Radicalizar es la tarea

Polemizando con quienes describen al populismo como ruptura institucional, Mouffe propone que la democracia puede radicalizarse a través de un involucramiento crítico con las instituciones existentes, disputando el significante “democracia” para  aprovechar de su potencialidad. Hay necesariamente una dimensión anticapitalista en esta estrategia, lo cual no implica que la clase obrera sea obligadamente el sujeto revolucionario, lo cual podemos sostener afirmándonos desde una postura epistemológica antiesencialista. No hay lugares privilegiados en esta lucha. Lo que hay es un conjunto de antagonismos entre el capitalismo y diversos sectores de la población, aunque ni ellos mismos perciban esas luchas como “anticapitalistas” y lleven adelante las mismas en nombre de la igualdad y la conquista de derechos en el marco de la democracia. Como veremos, la dimensión afectiva de la política es sin lugar a dudas fundamental en este proceso.

Construir Pueblo

Una de las diferencias que Mouffe rescata en relación a la coyuntura en que se escribió Hegemonía… es el surgimiento de nuevos antagonismos producto de la ampliación del campo de conflicto tras el recrudecimiento neoliberal. En este sentido, sostiene que el número de personas afectadas por las políticas neoliberales es mucho mayor al número de las personas que suelen inclinarse por opciones electorales de izquierda en sentido amplio. Esta particular situación representa por un lado la excepcional oportunidad para la construcción de una formación hegemónica alternativa y por otro una difícil tarea: articular en una voluntad colectiva a un conjunto de demandas que se presentan hoy con un grado dispersión y heterogeneidad mucho mayor que el de hace varios años. La construcción discursiva del sujeto pueblo requiere entonces de la capacidad de abordar formas de subordinación vinculadas a relaciones de dominación, explotación o discriminación que a priori las encontramos dispersas. Como botón de muestra, Mouffe insiste en la “cuestión ecológica” y el lugar privilegiado que debería tener en la agenda de un proyecto de radicalización de la democracia.

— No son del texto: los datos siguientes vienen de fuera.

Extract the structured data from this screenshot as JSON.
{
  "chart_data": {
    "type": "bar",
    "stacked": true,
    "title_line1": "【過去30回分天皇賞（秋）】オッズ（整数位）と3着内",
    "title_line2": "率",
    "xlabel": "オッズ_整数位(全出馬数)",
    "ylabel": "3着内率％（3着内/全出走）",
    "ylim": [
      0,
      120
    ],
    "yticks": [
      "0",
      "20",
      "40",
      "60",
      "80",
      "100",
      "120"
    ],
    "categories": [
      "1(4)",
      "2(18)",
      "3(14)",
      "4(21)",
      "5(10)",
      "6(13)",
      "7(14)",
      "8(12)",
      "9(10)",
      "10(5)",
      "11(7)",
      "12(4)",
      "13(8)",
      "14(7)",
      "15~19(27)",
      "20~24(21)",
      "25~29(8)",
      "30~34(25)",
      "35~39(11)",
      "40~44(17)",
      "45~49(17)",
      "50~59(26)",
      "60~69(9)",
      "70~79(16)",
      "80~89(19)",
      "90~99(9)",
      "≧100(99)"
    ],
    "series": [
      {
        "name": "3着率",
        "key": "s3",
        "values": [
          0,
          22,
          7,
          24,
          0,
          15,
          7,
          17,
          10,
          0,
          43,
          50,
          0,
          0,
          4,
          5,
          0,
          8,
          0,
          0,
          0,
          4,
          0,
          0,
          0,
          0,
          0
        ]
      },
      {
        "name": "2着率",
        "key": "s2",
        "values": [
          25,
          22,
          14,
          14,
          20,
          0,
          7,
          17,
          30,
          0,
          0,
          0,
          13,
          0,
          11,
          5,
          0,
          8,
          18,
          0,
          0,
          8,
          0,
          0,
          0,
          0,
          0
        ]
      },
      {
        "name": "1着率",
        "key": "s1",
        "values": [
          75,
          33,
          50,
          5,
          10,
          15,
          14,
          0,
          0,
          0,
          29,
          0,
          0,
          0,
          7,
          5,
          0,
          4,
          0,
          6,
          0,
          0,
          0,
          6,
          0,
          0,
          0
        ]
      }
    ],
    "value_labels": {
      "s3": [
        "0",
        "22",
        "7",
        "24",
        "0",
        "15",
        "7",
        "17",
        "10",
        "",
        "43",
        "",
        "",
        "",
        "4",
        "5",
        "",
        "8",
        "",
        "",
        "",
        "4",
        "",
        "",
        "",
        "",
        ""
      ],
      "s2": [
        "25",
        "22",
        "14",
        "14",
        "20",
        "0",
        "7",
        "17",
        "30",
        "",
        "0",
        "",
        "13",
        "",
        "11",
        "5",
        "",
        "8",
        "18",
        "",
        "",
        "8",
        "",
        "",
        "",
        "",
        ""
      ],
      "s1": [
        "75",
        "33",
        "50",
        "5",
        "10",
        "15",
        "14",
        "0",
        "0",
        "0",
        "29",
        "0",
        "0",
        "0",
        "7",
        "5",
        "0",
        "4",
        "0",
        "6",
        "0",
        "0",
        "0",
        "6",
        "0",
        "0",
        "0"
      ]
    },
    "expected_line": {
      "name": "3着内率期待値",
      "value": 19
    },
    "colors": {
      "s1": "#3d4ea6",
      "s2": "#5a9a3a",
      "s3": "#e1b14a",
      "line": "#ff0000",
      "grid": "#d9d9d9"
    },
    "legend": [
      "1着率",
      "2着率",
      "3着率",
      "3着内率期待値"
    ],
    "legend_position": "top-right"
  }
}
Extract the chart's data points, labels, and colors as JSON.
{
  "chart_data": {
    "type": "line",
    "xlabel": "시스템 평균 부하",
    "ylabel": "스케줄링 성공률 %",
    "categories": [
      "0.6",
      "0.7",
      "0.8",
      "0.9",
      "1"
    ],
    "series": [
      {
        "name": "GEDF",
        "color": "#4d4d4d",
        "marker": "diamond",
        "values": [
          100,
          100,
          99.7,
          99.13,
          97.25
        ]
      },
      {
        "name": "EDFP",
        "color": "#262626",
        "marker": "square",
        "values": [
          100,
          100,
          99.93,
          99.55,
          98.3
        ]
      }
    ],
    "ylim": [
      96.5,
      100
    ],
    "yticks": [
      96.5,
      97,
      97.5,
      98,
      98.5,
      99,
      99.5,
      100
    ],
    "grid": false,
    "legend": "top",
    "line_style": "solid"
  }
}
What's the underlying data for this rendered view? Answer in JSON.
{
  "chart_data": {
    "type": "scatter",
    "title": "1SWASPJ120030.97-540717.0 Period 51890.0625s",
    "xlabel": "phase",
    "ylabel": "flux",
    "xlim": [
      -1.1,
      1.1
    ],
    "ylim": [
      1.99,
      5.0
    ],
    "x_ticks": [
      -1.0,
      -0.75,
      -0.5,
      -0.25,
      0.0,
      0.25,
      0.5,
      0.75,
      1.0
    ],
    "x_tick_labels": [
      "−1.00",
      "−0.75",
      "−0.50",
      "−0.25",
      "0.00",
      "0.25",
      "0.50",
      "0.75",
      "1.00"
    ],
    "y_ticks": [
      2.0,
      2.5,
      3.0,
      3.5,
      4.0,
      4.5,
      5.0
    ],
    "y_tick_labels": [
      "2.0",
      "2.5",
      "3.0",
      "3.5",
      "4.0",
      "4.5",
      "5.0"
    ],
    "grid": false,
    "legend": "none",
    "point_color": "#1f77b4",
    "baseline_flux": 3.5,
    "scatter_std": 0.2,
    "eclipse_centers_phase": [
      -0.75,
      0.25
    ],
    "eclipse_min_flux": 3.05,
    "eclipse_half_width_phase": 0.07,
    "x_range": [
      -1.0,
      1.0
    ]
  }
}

Pasando en limpio, la tarea principal de una estrategia populista de izquierda es la construcción del pueblo. ¿Cómo se hace esto? Estableciendo una relación de equivalencia entre demandas diferentes susceptibles de ser reunidas en oposición a un adversario, esto es, trazando una frontera antagónica que nos permita delimitar un “nosotros”, el pueblo, y un “ellos”¸la oligarquía, la casta, el establishment, “los de arriba”, la ceocracia, dependiendo del registro discursivo y el contexto en el esa estrategia esté inscripta. En este proceso de articulación de demandas, señala la autora, lo importante “no es dónde provienen las demandas, sino cómo se articulan con otras”[2].Y más arriba señalábamos un elemento central que abordaremos muy sucintamente: el rol que desempeñan los afectos. En este sentido, señala Mouffela centralidad de lo afectivo tanto para lo que pudiera ser la construcción de un liderazgo como principio articulador que conecte en una cadena equivalencial la multiplicidad de demandas democráticas, así como en lo que refiere a la constitución de las identidades políticas. Vinculando esta idea con lo que decíamos al principio en relación a la desaparecida dimensión partisana de la política en el marco de la formación hegemónica neoliberal, la autora concluye planteando que sólo recuperando el carácter agonista de la democracia podremos movilizar afectos que nos permitan crear una voluntad colectiva que profundice y radicalice los ideales democráticos.

La estrategia de Cristina

Hace algunos días, en el marco del foro organizado por CLACSO, CFK nos invitaba a pensar otras categorías más allá de la tradicional distinción entre izquierda y derecha, proponiendo hablar de “pueblo” como estrategia para delimitar un gran frente patrióticoque permita enfrentar a la alianza Cambiemos en las elecciones generales del 2019.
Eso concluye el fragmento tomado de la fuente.